On Monday, June 2nd, the EPA released a set of proposed regulations that would decrease CO2 emissions levels by 30% from 2005 levels. There has been a lot of buzz surrounding the proposal this week, representing a broad spectrum of opinions. While reducing carbon pollution in the air is undeniably a good thing, by just how much will our emissions as a nation be reduced? What will become of our current access to cheap, abundant electricity? Will it be enough to avoid adverse effects from climate change? These are all important questions that can be difficult to discern from news headlines and opinion articles. Hopefully, this post will help to contextualize the rules, explain what they mean, and how they will affect our economy and global climate in the coming years.

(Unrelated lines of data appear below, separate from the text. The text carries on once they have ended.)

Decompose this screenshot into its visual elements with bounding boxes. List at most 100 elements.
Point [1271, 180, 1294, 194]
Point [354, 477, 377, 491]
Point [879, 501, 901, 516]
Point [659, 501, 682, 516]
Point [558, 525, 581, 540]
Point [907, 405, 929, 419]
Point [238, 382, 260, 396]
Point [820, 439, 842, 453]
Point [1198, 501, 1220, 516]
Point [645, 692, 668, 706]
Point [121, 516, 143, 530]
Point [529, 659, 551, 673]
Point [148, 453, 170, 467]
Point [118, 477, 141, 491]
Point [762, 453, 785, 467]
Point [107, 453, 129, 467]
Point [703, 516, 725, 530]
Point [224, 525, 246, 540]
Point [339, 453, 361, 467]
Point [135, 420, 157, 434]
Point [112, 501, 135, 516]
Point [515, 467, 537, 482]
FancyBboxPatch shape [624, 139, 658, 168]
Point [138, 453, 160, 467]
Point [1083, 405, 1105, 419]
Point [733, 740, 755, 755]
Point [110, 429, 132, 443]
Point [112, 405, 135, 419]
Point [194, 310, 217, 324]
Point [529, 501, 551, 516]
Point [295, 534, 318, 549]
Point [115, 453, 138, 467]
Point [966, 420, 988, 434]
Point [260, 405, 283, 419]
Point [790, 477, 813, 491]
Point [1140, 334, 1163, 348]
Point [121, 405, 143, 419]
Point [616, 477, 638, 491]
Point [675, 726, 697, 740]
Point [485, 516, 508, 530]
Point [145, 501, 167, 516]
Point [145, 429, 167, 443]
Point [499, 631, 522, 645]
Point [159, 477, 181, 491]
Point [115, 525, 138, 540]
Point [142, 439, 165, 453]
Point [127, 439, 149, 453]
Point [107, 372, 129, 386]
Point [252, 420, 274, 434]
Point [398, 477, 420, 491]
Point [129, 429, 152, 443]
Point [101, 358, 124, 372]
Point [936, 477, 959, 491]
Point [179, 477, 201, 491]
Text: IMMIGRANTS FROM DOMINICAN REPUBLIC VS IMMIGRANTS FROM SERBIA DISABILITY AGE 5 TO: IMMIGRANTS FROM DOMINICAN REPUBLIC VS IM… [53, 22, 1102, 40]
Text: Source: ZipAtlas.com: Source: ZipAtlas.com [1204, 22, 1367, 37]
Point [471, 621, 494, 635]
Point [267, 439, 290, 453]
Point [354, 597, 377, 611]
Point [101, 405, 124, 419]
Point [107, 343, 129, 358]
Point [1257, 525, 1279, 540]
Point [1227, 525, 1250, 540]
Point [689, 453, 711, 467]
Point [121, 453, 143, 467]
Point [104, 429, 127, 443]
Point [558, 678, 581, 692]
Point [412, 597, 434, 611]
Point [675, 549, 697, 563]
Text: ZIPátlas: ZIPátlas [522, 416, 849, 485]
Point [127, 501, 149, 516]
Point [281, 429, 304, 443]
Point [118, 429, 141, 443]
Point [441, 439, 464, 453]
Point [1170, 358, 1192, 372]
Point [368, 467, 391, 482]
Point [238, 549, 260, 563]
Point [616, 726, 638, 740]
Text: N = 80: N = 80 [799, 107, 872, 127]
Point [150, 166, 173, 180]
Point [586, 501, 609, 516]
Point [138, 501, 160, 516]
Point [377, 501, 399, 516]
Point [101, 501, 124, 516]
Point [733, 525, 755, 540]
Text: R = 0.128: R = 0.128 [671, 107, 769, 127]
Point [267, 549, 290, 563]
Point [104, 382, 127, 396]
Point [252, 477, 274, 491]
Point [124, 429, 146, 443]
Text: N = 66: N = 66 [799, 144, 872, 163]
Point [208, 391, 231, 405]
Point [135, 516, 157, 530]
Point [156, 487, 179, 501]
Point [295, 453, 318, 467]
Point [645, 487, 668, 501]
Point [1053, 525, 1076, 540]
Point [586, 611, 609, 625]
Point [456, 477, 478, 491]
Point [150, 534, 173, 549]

The EPA has proposed a rate-based (lbs CO2 per MwH produced) cap on carbon emissions from existing power plants across the U.S. You can think of a rate-based limit as the gas mileage on a car – if your vehicle doesn’t drive a certain number of miles per gallon of fuel used, then it will not meet its emissions standards. The purpose of a rate-based limit as opposed to an absolute limit is to allow states flexibility in meeting their target. In states where coal power is more heavily-used, for example, emissions targets can still be met by offsetting the CO2 produced by older, dirtier power plants with the use of renewable energy sources like solar and wind, or by creating an emissions trading scheme to ensure that the net amount of emissions for the state are below the permissible amount. As long as your state is able to reduce its carbon emissions by 30% of 2005 levels by 2030, it doesn’t necessarily matter how you do it. Giving states flexibility, however, does not mean the end of dirty coal as we know it. As long as coal states are able to offset their emissions through other means, they can continue to put peoples’ health at risk by producing soot and coal ash along with their electricity.

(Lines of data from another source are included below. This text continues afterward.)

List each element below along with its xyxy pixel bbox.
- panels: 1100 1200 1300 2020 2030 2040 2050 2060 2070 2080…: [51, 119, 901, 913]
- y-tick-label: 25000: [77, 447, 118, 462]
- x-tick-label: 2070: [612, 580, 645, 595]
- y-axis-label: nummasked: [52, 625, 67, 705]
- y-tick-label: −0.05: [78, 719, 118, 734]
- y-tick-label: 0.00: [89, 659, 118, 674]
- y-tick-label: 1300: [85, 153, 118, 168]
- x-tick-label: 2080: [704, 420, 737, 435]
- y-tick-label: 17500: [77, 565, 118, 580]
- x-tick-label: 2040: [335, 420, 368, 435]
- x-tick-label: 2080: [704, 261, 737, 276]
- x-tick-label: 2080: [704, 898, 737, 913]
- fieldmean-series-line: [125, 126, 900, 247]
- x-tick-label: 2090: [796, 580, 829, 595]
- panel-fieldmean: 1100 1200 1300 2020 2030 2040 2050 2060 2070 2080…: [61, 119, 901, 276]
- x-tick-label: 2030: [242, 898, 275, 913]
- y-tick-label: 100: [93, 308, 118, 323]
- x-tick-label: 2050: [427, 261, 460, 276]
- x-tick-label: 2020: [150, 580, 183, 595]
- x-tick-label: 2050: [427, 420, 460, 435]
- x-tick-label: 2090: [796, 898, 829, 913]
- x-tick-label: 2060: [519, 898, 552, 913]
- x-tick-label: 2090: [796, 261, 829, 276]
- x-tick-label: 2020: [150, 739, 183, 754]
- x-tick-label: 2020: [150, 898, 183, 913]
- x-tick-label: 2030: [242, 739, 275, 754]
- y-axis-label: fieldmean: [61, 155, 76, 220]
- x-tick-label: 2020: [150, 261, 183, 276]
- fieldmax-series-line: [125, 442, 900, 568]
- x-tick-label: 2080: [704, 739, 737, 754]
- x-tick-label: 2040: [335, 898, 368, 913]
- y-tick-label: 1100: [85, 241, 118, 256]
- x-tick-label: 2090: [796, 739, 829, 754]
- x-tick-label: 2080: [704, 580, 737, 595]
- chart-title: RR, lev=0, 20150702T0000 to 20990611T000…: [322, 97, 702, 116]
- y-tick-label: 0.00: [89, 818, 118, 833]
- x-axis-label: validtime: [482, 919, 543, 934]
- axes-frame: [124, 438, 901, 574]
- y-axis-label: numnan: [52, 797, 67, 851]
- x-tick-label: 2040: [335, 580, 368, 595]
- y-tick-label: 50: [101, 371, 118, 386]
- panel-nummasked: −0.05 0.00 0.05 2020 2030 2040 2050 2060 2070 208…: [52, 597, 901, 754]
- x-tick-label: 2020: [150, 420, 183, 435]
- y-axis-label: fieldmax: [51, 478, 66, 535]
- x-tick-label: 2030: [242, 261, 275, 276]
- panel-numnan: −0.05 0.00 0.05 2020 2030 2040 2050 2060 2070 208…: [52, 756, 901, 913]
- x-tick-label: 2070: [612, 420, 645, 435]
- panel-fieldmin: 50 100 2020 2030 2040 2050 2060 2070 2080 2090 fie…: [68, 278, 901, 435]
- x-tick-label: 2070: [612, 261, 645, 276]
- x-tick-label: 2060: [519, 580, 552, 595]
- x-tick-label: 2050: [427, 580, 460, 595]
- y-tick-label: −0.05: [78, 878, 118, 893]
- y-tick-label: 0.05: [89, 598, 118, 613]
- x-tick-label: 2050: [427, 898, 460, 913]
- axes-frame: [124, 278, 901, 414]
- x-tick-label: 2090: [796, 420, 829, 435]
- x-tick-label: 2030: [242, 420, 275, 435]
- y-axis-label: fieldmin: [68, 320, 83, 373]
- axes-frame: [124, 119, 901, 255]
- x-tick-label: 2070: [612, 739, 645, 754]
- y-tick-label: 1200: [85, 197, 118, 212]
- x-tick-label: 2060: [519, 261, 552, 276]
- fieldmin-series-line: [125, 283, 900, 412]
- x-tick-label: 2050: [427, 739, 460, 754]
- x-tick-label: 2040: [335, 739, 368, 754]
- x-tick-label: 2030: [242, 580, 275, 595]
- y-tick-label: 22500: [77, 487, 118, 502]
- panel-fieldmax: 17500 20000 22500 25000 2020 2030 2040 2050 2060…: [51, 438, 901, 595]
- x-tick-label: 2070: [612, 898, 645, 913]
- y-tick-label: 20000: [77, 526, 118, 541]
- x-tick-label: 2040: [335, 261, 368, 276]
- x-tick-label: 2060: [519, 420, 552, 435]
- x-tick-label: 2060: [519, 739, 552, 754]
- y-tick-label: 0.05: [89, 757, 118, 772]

How will they affect the economy?
Cries from conservative organizations over the proposed rules claim that ratepayers will bear the majority of the burden of meeting the regulations, that the entire economies of coal-dependent states like West Virginia or Wyoming will crumble, and that hundreds of thousands of American jobs will be lost to overseas competition. There are a few good reasons why these things likely won’t happen. First, the projected increase in average electric bills doesn’t amount to more than a few extra dollars a month. More importantly, however, are the employment opportunities this proposal creates. Retrofitting old power plants and installing clean energy technology, essentially “rewiring” the country to run on clean power, will create many more jobs than continuing to use dirty sources of energy will preserve. Finally, burning coal costs the US hundreds of billions of dollars per year in costs from health impacts, missed work days due to health incidents, and environmental damage (and its impacts on the economy). Switching to clean sources of energy will reduce these costs dramatically.

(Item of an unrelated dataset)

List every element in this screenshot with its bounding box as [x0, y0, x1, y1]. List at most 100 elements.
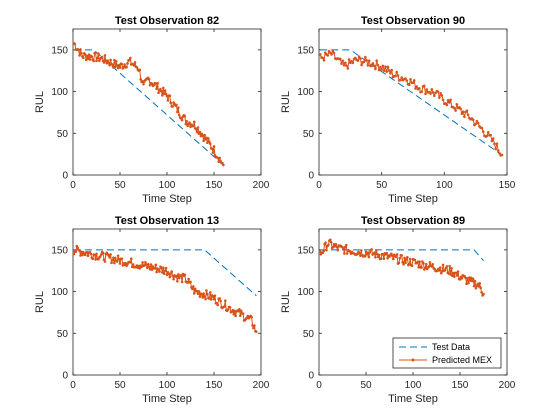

How will they affect the climate?
Here is where the EPA still has room for improvement. Although a 30% reduction sounds like a lot, it’s important to note that since 2005, we have already cut our CO2 emissions by about 15%. That’s already halfway towards meeting our goal. By leaving ourselves 16 years to achieve this level, we leave an awful lot of time to continue burning fossil fuels as we do today. Additionally, growing economies like China and India currently have no such plan to reduce their emissions, and they are in no position to slow down their growth rates any time soon. China has indicated it is more open to reducing carbon emissions since the release of the EPA’s rules, but developing countries would be more likely to adopt rigorous targets if the U.S. acts as a strong leader. While the proposed rules are a meaningful step in the right direction, the EPA could undoubtedly implement stronger guidelines to reducing CO2 emissions from the nation’s electric power sector. It is our hope that we as a nation and a global community can continue to strive towards the common goal of cutting greenhouse gases from our energy diet – if not for our own sake, then for the generations that follow.